Trzeba zachęt do zawierania ugód frankowiczów i banków

Klub Odpowiedzialnych Finansów przygotował rekomendacje mające zmniejszyć ryzyka związane z sądowymi bataliami. Jedną z nich jest zaangażowanie BFG i środków publicznych.

Aktualizacja: 21.02.2020 12:04 Publikacja: 20.02.2020 21:00

Trzeba zachęt do zawierania ugód frankowiczów i banków

Foto: Adobe Stock

„Rzeczpospolita" dotarła do raportu opracowanego przez Klub Odpowiedzialnych Finansów, działający przy Europejskim Kongresie Finansowym, przedstawiający konsekwencje i uwarunkowania społeczno-ekonomiczne oraz prawne wyroków w sprawach frankowych.

Czytaj także: Frankowicze pójdą na kompromis?

Sporna opłata

Raport to efekt styczniowej debaty zorganizowanej m.in. przez prof. Leszka Pawłowicza z Uniwersytetu Gdańskiego i prof. Marka Wierzbowskiego z Uniwersytetu Warszawskiego.

Eksperci KOF dostrzegają ryzyka związane z rosnącą liczbą sądowych spraw frankowych zarówno dla banków, klientów, jak i całej gospodarki. To skłania do zastanowienia się nad pozasądowym rozstrzygnięciem sporów. Według ekspertów zawierane umowy nie powinny doprowadzać do nieuzasadnionego uprzywilejowania frankowiczów w stosunku do klientów mających kredyt w złotych, ponieważ stanowiłoby to pochwałę hazardu moralnego, a w przyszłości – mogłoby stanowić podstawę do formułowania ewentualnych roszczeń przez klientów złotowych.

W raporcie zawarto rekomendacje. Pierwsza dotyczy stymulowania pozasądowego zawierania ugód. Według autorów należy zredukować podsycane przez kancelarie odszkodowawcze oczekiwania kredytobiorców, że za korzystanie z kapitału banki będą naliczały zerowe opłaty w razie unieważnienia umowy. Zwracają uwagę, że niezależnie od kosztów środków potrzebnych do udzielenia kredytów banki były obciążane z tytułu tych aktywów: opłatami na Bankowy Fundusz Gwarancyjny, podatkiem dochodowym, a od lutego 2016 r. także podatkiem bankowym.

– Stwierdzenie, że kredytodawcy nie przysługuje prawo do żądania wynagrodzenia za korzystanie z kapitału w przypadku unieważnienia umowy to ekonomiczna herezja, której upowszechnianie byłoby groźne dla funkcjonowania gospodarki. Państwo powinno jak najszybciej określić maksymalny koszt kapitału w razie ugód – mówi prof.
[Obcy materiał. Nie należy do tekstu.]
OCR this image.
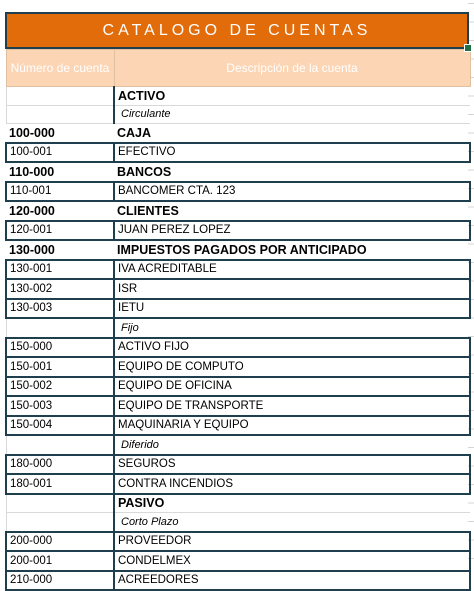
CATALOGO DE CUENTAS
Número de cuenta	Descripción de la cuenta
	ACTIVO
	Circulante
100-000	CAJA
100-001	EFECTIVO
110-000	BANCOS
110-001	BANCOMER CTA. 123
120-000	CLIENTES
120-001	JUAN PEREZ LOPEZ
130-000	IMPUESTOS PAGADOS POR ANTICIPADO
130-001	IVA ACREDITABLE
130-002	ISR
130-003	IETU
	Fijo
150-000	ACTIVO FIJO
150-001	EQUIPO DE COMPUTO
150-002	EQUIPO DE OFICINA
150-003	EQUIPO DE TRANSPORTE
150-004	MAQUINARIA Y EQUIPO
	Diferido
180-000	SEGUROS
180-001	CONTRA INCENDIOS
	PASIVO
	Corto Plazo
200-000	PROVEEDOR
200-001	CONDELMEX
210-000	ACREEDORES
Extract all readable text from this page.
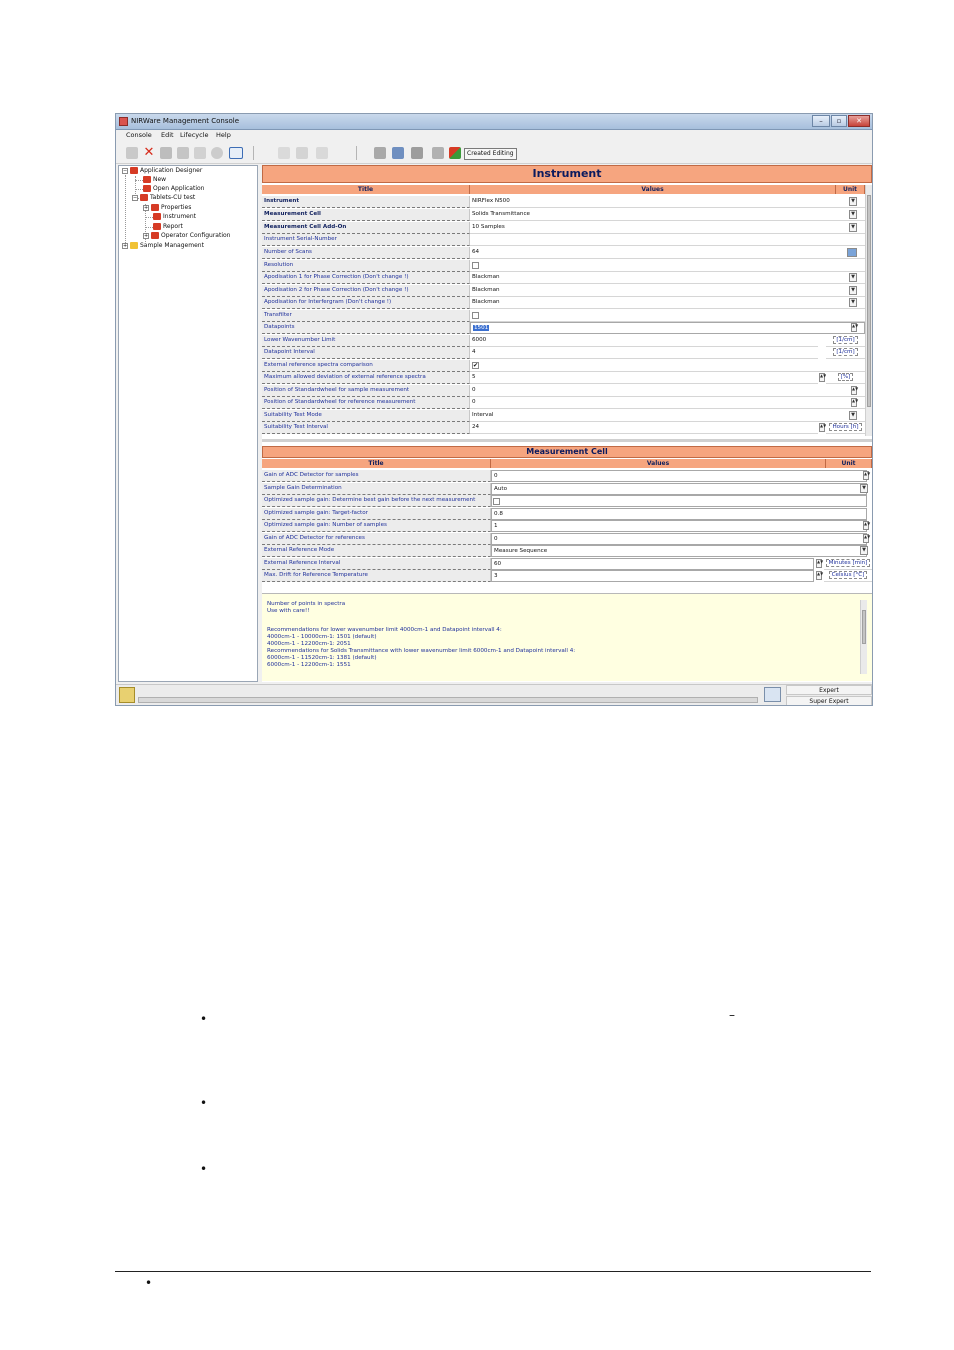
NIRWare Management Console	–	▫	✕
Console Edit Lifecycle Help
✕	Created Editing
− Application Designer
New
Open Application
− Tablets-CU test
+ Properties
Instrument
Report
+ Operator Configuration
+ Sample Management
Instrument
Title	Values	Unit
Instrument	NIRFlex N500	▼
Measurement Cell	Solids Transmittance	▼
Measurement Cell Add-On	10 Samples	▼
Instrument Serial-Number
Number of Scans	64
Resolution
Apodisation 1 for Phase Correction (Don't change !)	Blackman	▼
Apodisation 2 for Phase Correction (Don't change !)	Blackman	▼
Apodisation for Interfergram (Don't change !)	Blackman	▼
Transfilter
Datapoints	1501	▲▼
Lower Wavenumber Limit	6000	[1/cm]
Datapoint Interval	4	[1/cm]
External reference spectra comparison	✔
Maximum allowed deviation of external reference spectra	5	▲▼	[%]
Position of Standardwheel for sample measurement	0	▲▼
Position of Standardwheel for reference measurement	0	▲▼
Suitability Test Mode	Interval	▼
Suitability Test Interval	24	▲▼	Hours [h]
Measurement Cell
Title	Values	Unit
Gain of ADC Detector for samples	0	▲▼
Sample Gain Determination	Auto	▼
Optimized sample gain: Determine best gain before the next measurement
Optimized sample gain: Target-factor	0.8
Optimized sample gain: Number of samples	1	▲▼
Gain of ADC Detector for references	0	▲▼
External Reference Mode	Measure Sequence	▼
External Reference Interval	60	▲▼ Minutes [min]
Max. Drift for Reference Temperature	3	▲▼	Celsius [°C]
Number of points in spectra
Use with care!!
Recommendations for lower wavenumber limit 4000cm-1 and Datapoint intervall 4:
4000cm-1 - 10000cm-1: 1501 (default)
4000cm-1 - 12200cm-1: 2051
Recommendations for Solids Transmittance with lower wavenumber limit 6000cm-1 and Datapoint intervall 4:
6000cm-1 - 11520cm-1: 1381 (default)
6000cm-1 - 12200cm-1: 1551
Expert
Super Expert
•	–
•
•
•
Pawłowicz.

Wcześniej pojawiały się informacje, że w razie unieważnień w sądach banki będą żądały opłat za kredyt w wysokości nawet podobnej do wypłaconego kapitału, co było odbierane jako próba zastraszania klientów przed pójściem do sądów. KOF rekomenduje, aby maksymalny koszt takiej opłaty został określony ustawowo i proponują stawkę WIBOR 3M powiększoną o średnią marżę dla kredytów złotowych. Byłoby to zdaniem ekspertów rozwiązanie uczciwe wobec klientów mających kredyt w złotych. Maksymalny koszt tej opłaty można by określić też na bazie średniego oprocentowania depozytów lub na podstawie średniego kosztu kapitału podawanego w danych NBP.

Frankowicze kwestionują jednak zasadność opłaty za korzystanie z kapitału, twierdzą nawet, że jej brak dla banku byłby jak kara (ich zdaniem zasłużona). – Jeśli umowa najmu mieszkania zostałaby po latach unieważniona, to czy wynajmujący nie mógłby żądać czynszu od korzystającego z lokalu? – pyta retorycznie prof. Pawłowicz.

Wpływ na składki BFG

Według ekspertów KOF warto rozważyć „niewielkie finansowe zachęty dla stron zawierających ugody". To właśnie rozbudzone oczekiwania frankowiczów i niska chęć banków do oferowania atrakcyjnych dla nich warunków (większa korzyść dla klienta to większa strata banku) powodowały brak ugód.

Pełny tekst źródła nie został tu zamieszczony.